Basson is full of compliments for Shoprite’s rivals too. Pick n Pay CEO Pieter Boone and Woolworths’ Roy Bagattini are “smart guys” who’re doing well. Pick n Pay founder Raymond Ackerman is “one of the best retailers in the world”, and he says Massmart is doing well with Builders Warehouse, but argues that “if they haven’t closed Game yet, they should”.

Interestingly, he hasn’t yet met Shoprite’s new chair, Wendy Lucas-Bull.  “She’s been there for 2½ years and she’s not phoned me. She is probably still too busy,” he says.  
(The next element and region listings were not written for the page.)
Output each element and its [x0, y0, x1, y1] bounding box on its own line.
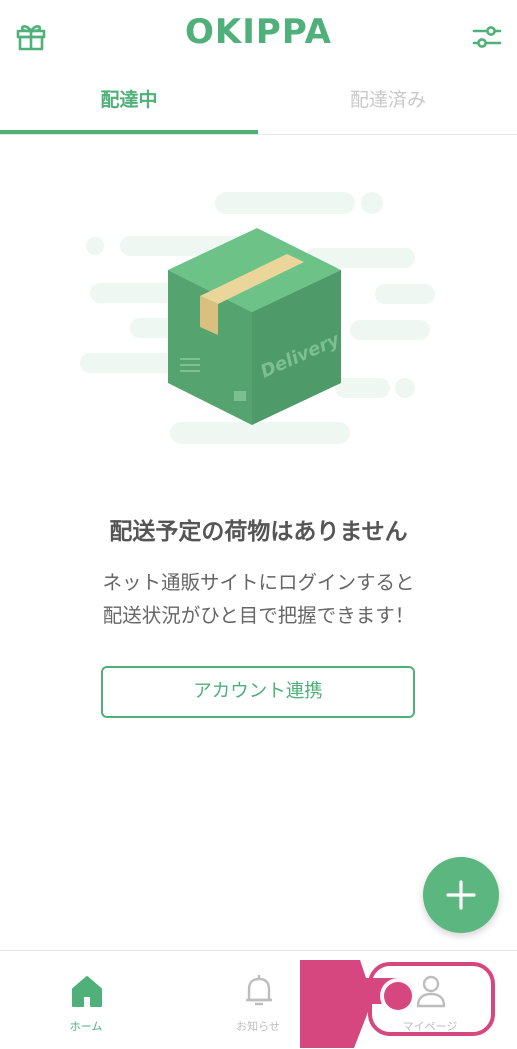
- plus-icon: [446, 880, 476, 910]
- tab-active-indicator: [0, 130, 258, 134]
- tab-in-delivery[interactable]: 配達中: [0, 72, 258, 132]
- empty-state-description-line2: 配送状況がひと目で把握できます！: [102, 604, 415, 627]
- link-account-button[interactable]: アカウント連携: [101, 666, 415, 718]
- pointing-hand-icon: [300, 960, 416, 1048]
- bell-icon: [246, 975, 272, 1006]
- empty-state-title: 配送予定の荷物はありません: [109, 519, 408, 545]
- tab-bar: 配達中 配達済み: [0, 72, 517, 135]
- filter-sliders-icon[interactable]: [470, 20, 504, 54]
- tab-delivered[interactable]: 配達済み: [259, 72, 517, 132]
- empty-state-description-line1: ネット通販サイトにログインすると: [102, 571, 415, 594]
- delivery-box-illustration: Delivery: [80, 192, 435, 444]
- app-logo: OKIPPA: [185, 12, 332, 52]
- app-header: OKIPPA: [0, 0, 517, 72]
- nav-item-home[interactable]: ホーム: [0, 951, 172, 1049]
- empty-state-description: ネット通販サイトにログインすると 配送状況がひと目で把握できます！: [0, 566, 517, 632]
- nav-label-home: ホーム: [69, 1020, 103, 1033]
- home-icon: [72, 976, 102, 1007]
- add-package-button[interactable]: [423, 857, 499, 933]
Today, Basson spends much of his time holidaying with his family, mentoring younger people, looking after his two wine farms and game lodges, golfing and serving on the odd trust.

He does seem to miss the work, but says he was gatvol of meetings and red tape. “It’s really a stumbling block for any economy and especially for smaller people, because I can still go and see the minister or the president, but the ordinary guy has to go through all that,” he says.

The business travel was also relentless: he’d often fly back from an overseas trip and be greeted by his wife holding a suitcase with fresh clothes so he could change and head out again. “I’ve outgrown that cycle of my life and don’t have the energy,” he says. 

Not that he doesn’t still have his vices. “My one son has never smoked, never drunk a glass of wine — I always say I made up for him on all of those accounts,” he says.

And hopefully, one of these days, he’ll get that call from Ramaphosa to help get the country’s economy back on track.